該理論也有助於瞭解上世紀90年代起引發政學界廣泛興趣的「國民幸福」(Gross National Happiness, GHN)。經濟學家關注幸福與絕對收入、參照收入、預期收入、需要收入、失業、通貨膨脹、政府支出等經濟變數之間的關係並試圖探究背後的影響機制。其中所謂「相對收入」(relative income)係指個體自身收入與「參照收入」(reference income)之差。「相對收入」會使人產生「相對剝奪感」(relative deprivation),對幸福感產生間接效應,「隧道效應」因而產生,「比如,當參照群體收入提高時,個體便對自身未來的收入形成好的預期,而這種好的預期會提升個體幸福感。」

波士頓大學教授海涅(Jorge Heine)認為引發智利動亂的原因之一是「公共挫折感」,而罪魁禍首就是軍政府於1981年對養老金制度進行的私有化改革。儘管改革具有積極意義,但仍存在覆蓋面小、管理成本高等問題。巴舍萊(Michelle Bachelet)政府於2008年1月通過法案建立由國家財政資助的養老金體系,旨在彌補私人養老金制度在覆蓋面、效益和透明度方面存在的缺陷。

養老金私有化建立之初宣稱參保者可領到退休前薪資的70%,但以2018年平均值為例,男性可領到15萬披索(約美金200元),女性可領到11萬披索,僅為最低工資的三分之一。由於養老金過低引發的強烈「相對剝奪感」為2019年動亂原因之一,因此皮涅拉總統於2020年1月15日承諾將提出養老金改革方案。

改革挑戰

去年10月動亂發生之初,《經濟學人》拉美專欄(Bello)曾指出「『智利模式』需要修正而非推翻」(The “Chilean model” needs fixing, not overturning),《金融時報》社評則認為「智利需要一個更有包容性的成長模式」。
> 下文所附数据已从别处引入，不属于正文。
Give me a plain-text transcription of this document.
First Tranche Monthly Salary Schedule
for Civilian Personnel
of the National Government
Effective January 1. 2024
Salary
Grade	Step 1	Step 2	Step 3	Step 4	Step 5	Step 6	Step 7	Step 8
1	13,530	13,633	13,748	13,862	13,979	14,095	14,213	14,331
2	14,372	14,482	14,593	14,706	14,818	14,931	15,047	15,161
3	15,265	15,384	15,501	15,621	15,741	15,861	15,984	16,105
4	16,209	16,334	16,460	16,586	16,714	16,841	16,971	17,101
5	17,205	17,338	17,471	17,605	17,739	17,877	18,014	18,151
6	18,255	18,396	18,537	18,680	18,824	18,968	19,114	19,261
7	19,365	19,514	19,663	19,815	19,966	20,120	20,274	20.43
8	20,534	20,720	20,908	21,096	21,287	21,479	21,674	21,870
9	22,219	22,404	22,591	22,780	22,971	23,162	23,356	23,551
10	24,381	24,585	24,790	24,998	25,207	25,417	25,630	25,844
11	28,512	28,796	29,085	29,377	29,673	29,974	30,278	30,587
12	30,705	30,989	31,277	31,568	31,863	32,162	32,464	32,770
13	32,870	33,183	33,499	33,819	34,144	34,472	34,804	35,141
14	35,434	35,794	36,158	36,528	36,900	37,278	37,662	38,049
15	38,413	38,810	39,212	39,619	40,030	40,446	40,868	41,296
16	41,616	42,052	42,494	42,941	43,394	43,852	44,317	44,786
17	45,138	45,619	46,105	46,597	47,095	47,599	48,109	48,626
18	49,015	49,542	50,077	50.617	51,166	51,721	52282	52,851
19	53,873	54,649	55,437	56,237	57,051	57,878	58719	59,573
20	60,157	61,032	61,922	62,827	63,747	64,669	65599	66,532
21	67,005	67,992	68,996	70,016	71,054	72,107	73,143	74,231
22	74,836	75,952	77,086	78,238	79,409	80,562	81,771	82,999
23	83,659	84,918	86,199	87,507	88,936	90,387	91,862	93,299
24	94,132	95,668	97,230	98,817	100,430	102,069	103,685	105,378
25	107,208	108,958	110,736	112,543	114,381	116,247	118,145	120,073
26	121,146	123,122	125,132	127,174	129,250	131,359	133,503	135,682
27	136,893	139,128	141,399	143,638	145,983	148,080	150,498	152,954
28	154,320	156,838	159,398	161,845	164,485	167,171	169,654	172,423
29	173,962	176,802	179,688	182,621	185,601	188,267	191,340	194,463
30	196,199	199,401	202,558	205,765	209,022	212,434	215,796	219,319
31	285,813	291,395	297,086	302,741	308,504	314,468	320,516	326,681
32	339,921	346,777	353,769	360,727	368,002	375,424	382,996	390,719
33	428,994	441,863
今年初,劍橋大學公共政策教授柯伊爾(Diane Coyle)警告「2020年代將是抹除『把問題留給市場去解決』( left to the market)這一概念的最後一個10年。這一觀念至今已存在了大約40個年頭,已給社會和環境造成了不可計量的破壞。」此一觀點不僅點出皮涅拉在剩下兩年任期改革的方向,對拉美乃至全球的資本主義運作都有參考的作用。

註:Anthony Lewis, “For which we stand, II, The New York Times, Oct. 2, 1975, p.38.